Despite the value of their perspectives, pregnant and postpartum women were notably absent from the Governor’s maternal health task force. Going forward, there should be efforts to continue organizing focus groups, promoting direct engagement in policymaking, and allotting dedicated seats on task forces for impacted women. “People with the lived experience need to be brought to the table,” said Dr. Harris. “If we don’t have tables that they can sit around, we need to create some tables so that their wisdom, their knowledge, and experience can be added to the conversation.” 

Continue advocating for a Medicaid postpartum extension. 

Nearly half of all births in Arkansas are financed by Medicaid, making access to the program a critical driver of maternal health outcomes. Maternal health advocates in the state successfully fought for presumptive eligibility and Medicaid reimbursement for doulas, which, fortunately, were included in the Healthy Moms, Healthy Babies Act. Despite these advancements, however, Arkansas remains the only state in the nation without a 12-month postpartum Medicaid extension, with coverage ending at just 60 days after birth. This forces new mothers who do not already qualify for the state’s Medicaid expansion program to navigate applications and paperwork to find coverage on top of managing the laundry list of stressors that accompany raising a newborn. According to Christin Harper, Policy Director at AACF, many women fall through the cracks as a result and are left uninsured and without access to mental and maternal health care during a high-risk period when more than half of maternal deaths occur. 

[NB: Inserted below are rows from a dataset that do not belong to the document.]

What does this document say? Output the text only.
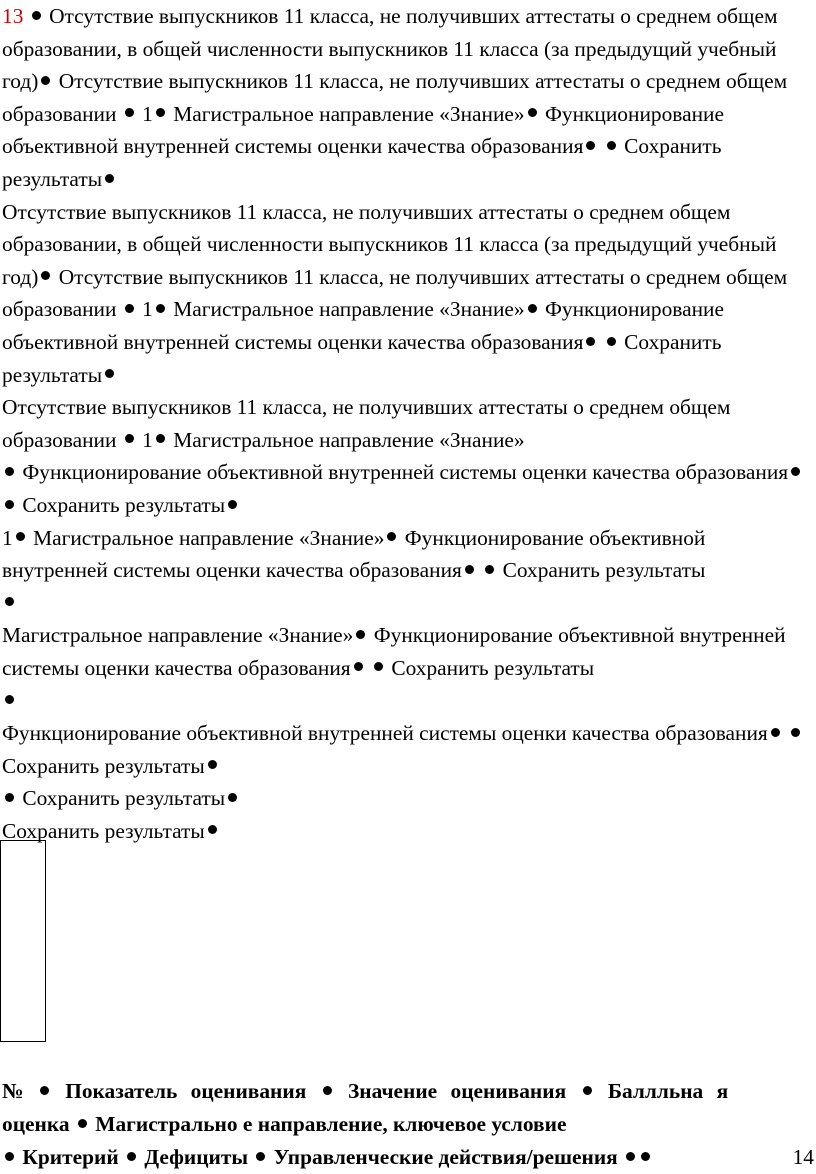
13 Отсутствие выпускников 11 класса, не получивших аттестаты о среднем общем образовании, в общей численности выпускников 11 класса (за предыдущий учебный год) Отсутствие выпускников 11 класса, не получивших аттестаты о среднем общем образовании 1 Магистральное направление «Знание» Функционирование объективной внутренней системы оценки качества образования Сохранить результаты

Отсутствие выпускников 11 класса, не получивших аттестаты о среднем общем образовании, в общей численности выпускников 11 класса (за предыдущий учебный год) Отсутствие выпускников 11 класса, не получивших аттестаты о среднем общем образовании 1 Магистральное направление «Знание» Функционирование объективной внутренней системы оценки качества образования Сохранить результаты

Отсутствие выпускников 11 класса, не получивших аттестаты о среднем общем образовании 1 Магистральное направление «Знание»
Функционирование объективной внутренней системы оценки качества образования  Сохранить результаты

1 Магистральное направление «Знание» Функционирование объективной внутренней системы оценки качества образования Сохранить результаты

Магистральное направление «Знание» Функционирование объективной внутренней системы оценки качества образования Сохранить результаты

Функционирование объективной внутренней системы оценки качества образования  Сохранить результаты

Сохранить результаты

Сохранить результаты

№ Показатель оценивания Значение оценивания Баллльна я

оценка Магистрально е направление, ключевое условие

Критерий Дефициты Управленческие действия/решения	14
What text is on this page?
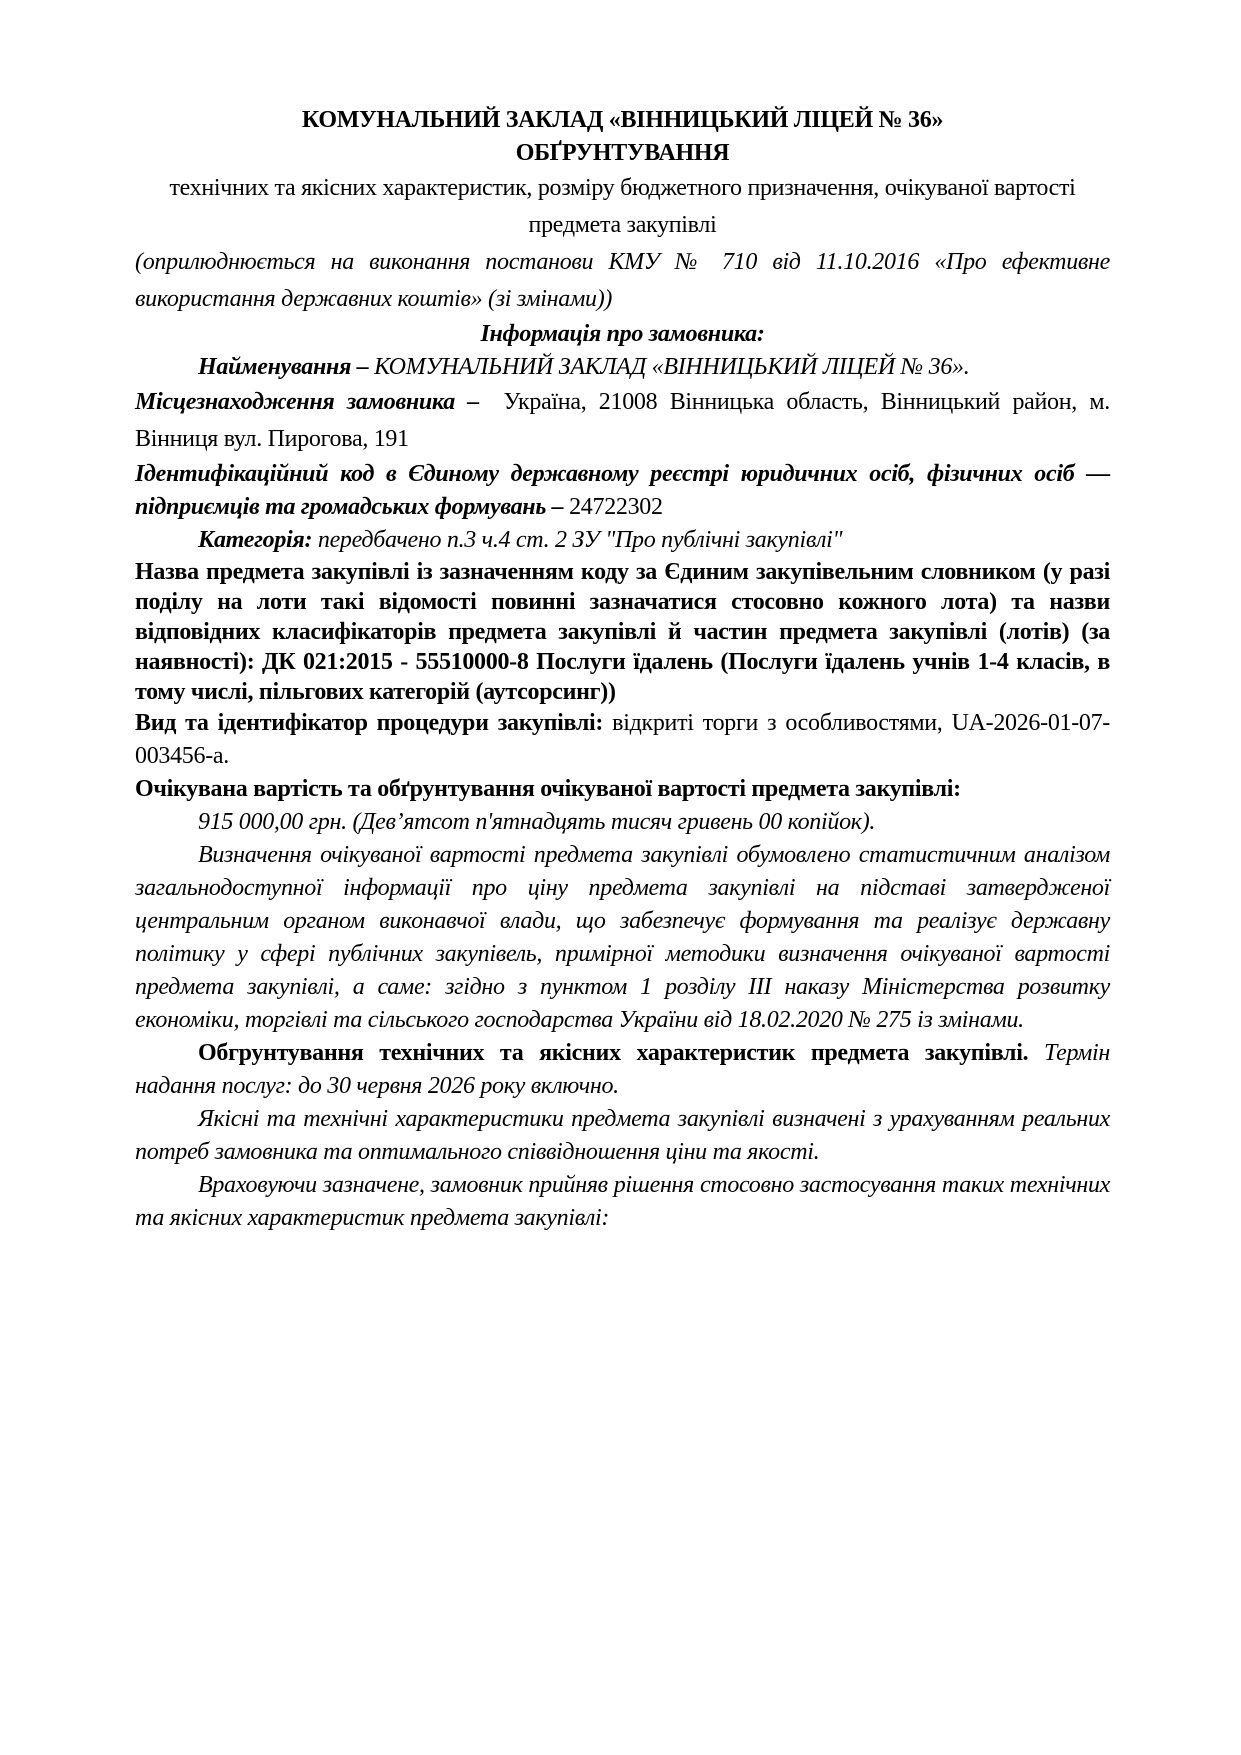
КОМУНАЛЬНИЙ ЗАКЛАД «ВІННИЦЬКИЙ ЛІЦЕЙ № 36»

ОБҐРУНТУВАННЯ

технічних та якісних характеристик, розміру бюджетного призначення, очікуваної вартості предмета закупівлі

(оприлюднюється на виконання постанови КМУ № 710 від 11.10.2016 «Про ефективне використання державних коштів» (зі змінами))

Інформація про замовника:

Найменування – КОМУНАЛЬНИЙ ЗАКЛАД «ВІННИЦЬКИЙ ЛІЦЕЙ № 36».

Місцезнаходження замовника – Україна, 21008 Вінницька область, Вінницький район, м. Вінниця вул. Пирогова, 191

Ідентифікаційний код в Єдиному державному реєстрі юридичних осіб, фізичних осіб — підприємців та громадських формувань – 24722302

Категорія: передбачено п.3 ч.4 ст. 2 ЗУ "Про публічні закупівлі"

Назва предмета закупівлі із зазначенням коду за Єдиним закупівельним словником (у разі поділу на лоти такі відомості повинні зазначатися стосовно кожного лота) та назви відповідних класифікаторів предмета закупівлі й частин предмета закупівлі (лотів) (за наявності): ДК 021:2015 - 55510000-8 Послуги їдалень (Послуги їдалень учнів 1-4 класів, в тому числі, пільгових категорій (аутсорсинг))

Вид та ідентифікатор процедури закупівлі: відкриті торги з особливостями, UA-2026-01-07-003456-a.

Очікувана вартість та обґрунтування очікуваної вартості предмета закупівлі:

915 000,00 грн. (Дев’ятсот п'ятнадцять тисяч гривень 00 копійок).

Визначення очікуваної вартості предмета закупівлі обумовлено статистичним аналізом загальнодоступної інформації про ціну предмета закупівлі на підставі затвердженої центральним органом виконавчої влади, що забезпечує формування та реалізує державну політику у сфері публічних закупівель, примірної методики визначення очікуваної вартості предмета закупівлі, а саме: згідно з пунктом 1 розділу ІІІ наказу Міністерства розвитку економіки, торгівлі та сільського господарства України від 18.02.2020 № 275 із змінами.

Обгрунтування технічних та якісних характеристик предмета закупівлі. Термін надання послуг: до 30 червня 2026 року включно.

Якісні та технічні характеристики предмета закупівлі визначені з урахуванням реальних потреб замовника та оптимального співвідношення ціни та якості.

Враховуючи зазначене, замовник прийняв рішення стосовно застосування таких технічних та якісних характеристик предмета закупівлі:
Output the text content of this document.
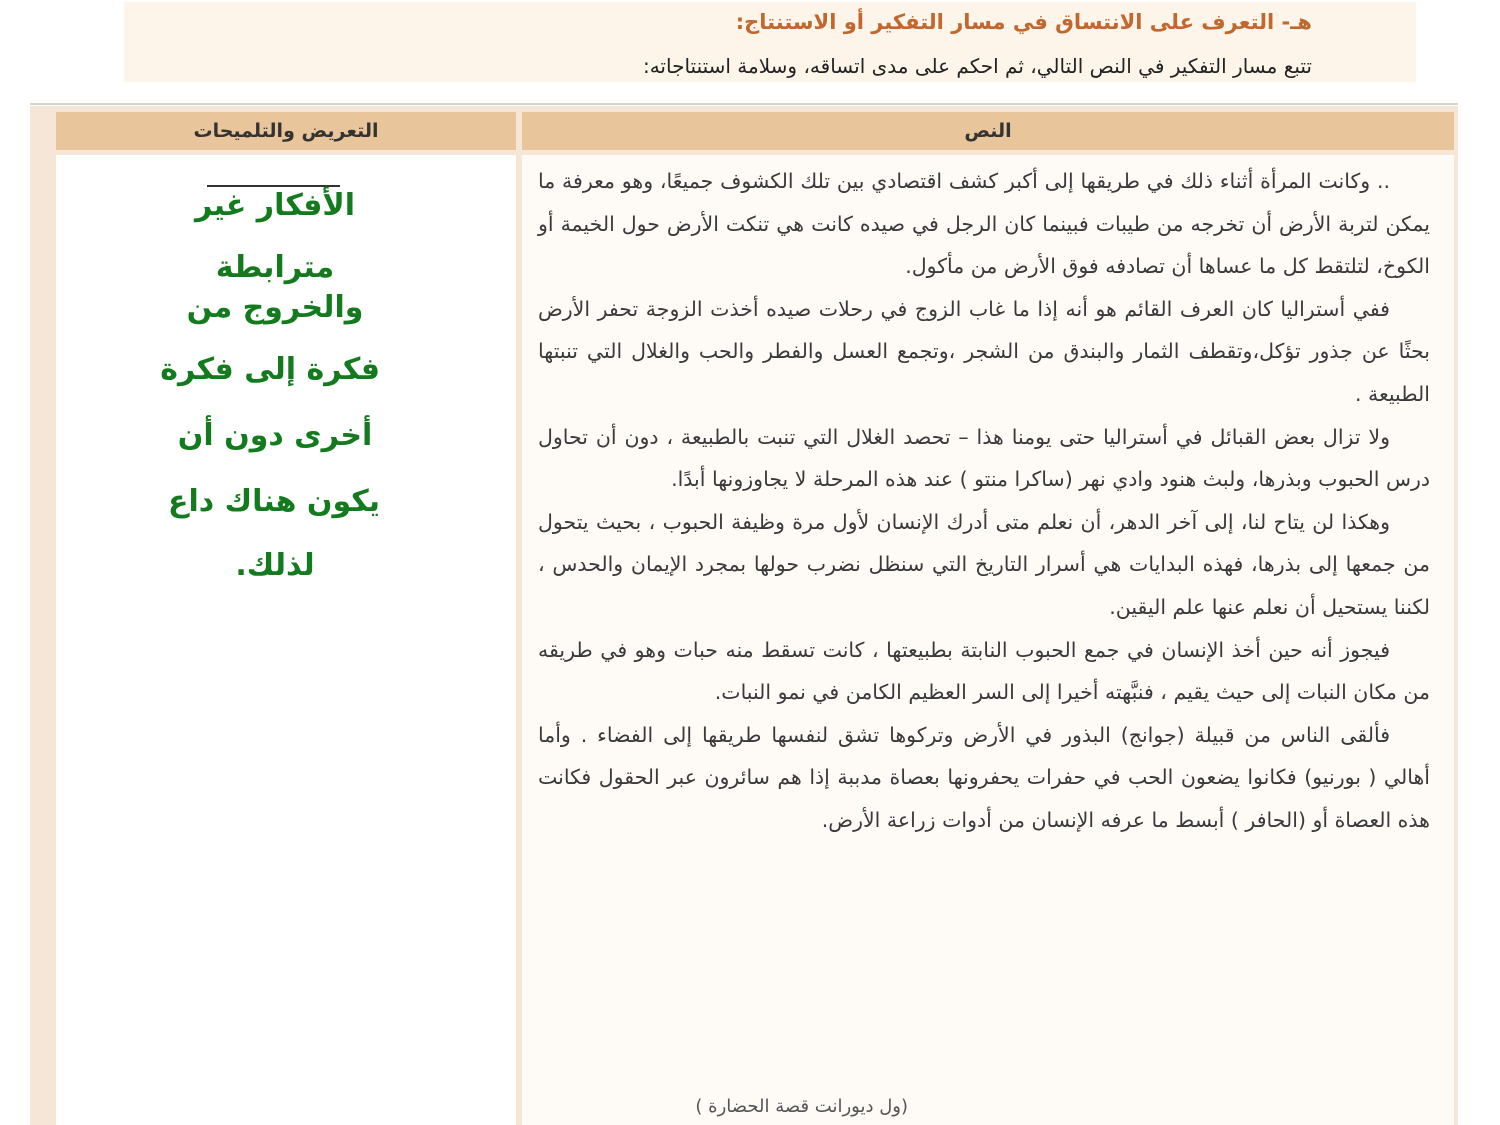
هـ- التعرف على الانتساق في مسار التفكير أو الاستنتاج:
تتبع مسار التفكير في النص التالي، ثم احكم على مدى اتساقه، وسلامة استنتاجاته:
التعريض والتلميحات	النص
الأفكار غير
مترابطة
والخروج من
فكرة إلى فكرة
أخرى دون أن
يكون هناك داع
لذلك.

.. وكانت المرأة أثناء ذلك في طريقها إلى أكبر كشف اقتصادي بين تلك الكشوف جميعًا، وهو معرفة ما يمكن لتربة الأرض أن تخرجه من طيبات فبينما كان الرجل في صيده كانت هي تنكت الأرض حول الخيمة أو الكوخ، لتلتقط كل ما عساها أن تصادفه فوق الأرض من مأكول.

ففي أستراليا كان العرف القائم هو أنه إذا ما غاب الزوج في رحلات صيده أخذت الزوجة تحفر الأرض بحثًا عن جذور تؤكل،وتقطف الثمار والبندق من الشجر ،وتجمع العسل والفطر والحب والغلال التي تنبتها الطبيعة .

ولا تزال بعض القبائل في أستراليا حتى يومنا هذا – تحصد الغلال التي تنبت بالطبيعة ، دون أن تحاول درس الحبوب وبذرها، ولبث هنود وادي نهر (ساكرا منتو ) عند هذه المرحلة لا يجاوزونها أبدًا.

وهكذا لن يتاح لنا، إلى آخر الدهر، أن نعلم متى أدرك الإنسان لأول مرة وظيفة الحبوب ، بحيث يتحول من جمعها إلى بذرها، فهذه البدايات هي أسرار التاريخ التي سنظل نضرب حولها بمجرد الإيمان والحدس ، لكننا يستحيل أن نعلم عنها علم اليقين.

فيجوز أنه حين أخذ الإنسان في جمع الحبوب النابتة بطبيعتها ، كانت تسقط منه حبات وهو في طريقه من مكان النبات إلى حيث يقيم ، فنبَّهته أخيرا إلى السر العظيم الكامن في نمو النبات.

فألقى الناس من قبيلة (جوانج) البذور في الأرض وتركوها تشق لنفسها طريقها إلى الفضاء . وأما أهالي ( بورنيو) فكانوا يضعون الحب في حفرات يحفرونها بعصاة مدببة إذا هم سائرون عبر الحقول فكانت هذه العصاة أو (الحافر ) أبسط ما عرفه الإنسان من أدوات زراعة الأرض.

(ول ديورانت قصة الحضارة )
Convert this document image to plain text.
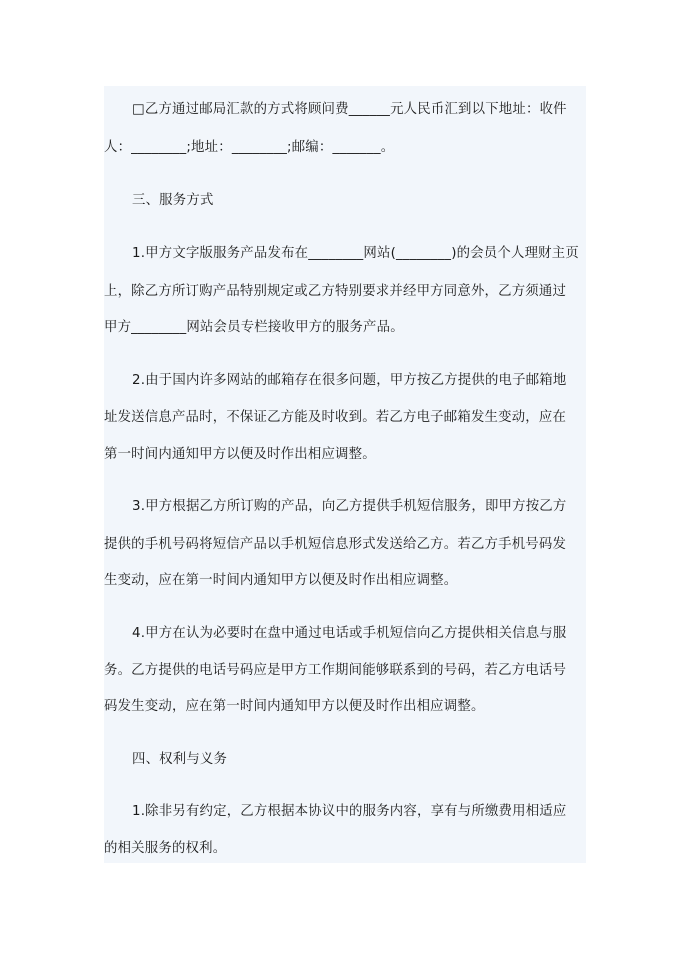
□乙方通过邮局汇款的方式将顾问费______元人民币汇到以下地址：收件
人：________;地址：________;邮编：_______。
三、服务方式
1.甲方文字版服务产品发布在________网站(________)的会员个人理财主页
上，除乙方所订购产品特别规定或乙方特别要求并经甲方同意外，乙方须通过
甲方________网站会员专栏接收甲方的服务产品。
2.由于国内许多网站的邮箱存在很多问题，甲方按乙方提供的电子邮箱地
址发送信息产品时，不保证乙方能及时收到。若乙方电子邮箱发生变动，应在
第一时间内通知甲方以便及时作出相应调整。
3.甲方根据乙方所订购的产品，向乙方提供手机短信服务，即甲方按乙方
提供的手机号码将短信产品以手机短信息形式发送给乙方。若乙方手机号码发
生变动，应在第一时间内通知甲方以便及时作出相应调整。
4.甲方在认为必要时在盘中通过电话或手机短信向乙方提供相关信息与服
务。乙方提供的电话号码应是甲方工作期间能够联系到的号码，若乙方电话号
码发生变动，应在第一时间内通知甲方以便及时作出相应调整。
四、权利与义务
1.除非另有约定，乙方根据本协议中的服务内容，享有与所缴费用相适应
的相关服务的权利。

The extension was not included in the Governor’s task force recommendations or the final Healthy Moms, Healthy Babies Act. A standalone bill to authorize the extension, HB1004, was introduced and passed in the Arkansas House of Representatives. Despite powerful testimony from mothers who lost coverage postpartum, however, it failed in the Senate. Advocates remain steadfast. “We are continuing to see that women, every single month, are falling off coverage postpartum and losing access to care,” said Richoux. “We cannot leave them behind. We cannot forget that there is still work to do.” As federal Medicaid cuts loom, this work becomes even more urgent. 

Advocates in Arkansas have shown that persistence pays off. Years of testimony, sharing their personal stories, and engaging with legislators have led to a real reckoning in the state. More policymakers recognize that urgent action is needed to save lives, and that maternal health disparities and unequal access to care are especially magnified for Black and Marshallese women, immigrants and undocumented populations, and families experiencing deep poverty. The Healthy Moms, Healthy Babies Act marks progress, but it is only a starting point. Even a single preventable maternal death is one too many. Advocates are determined to continue pressing forward until every mother and every baby in Arkansas has the chance to live, grow, and thrive.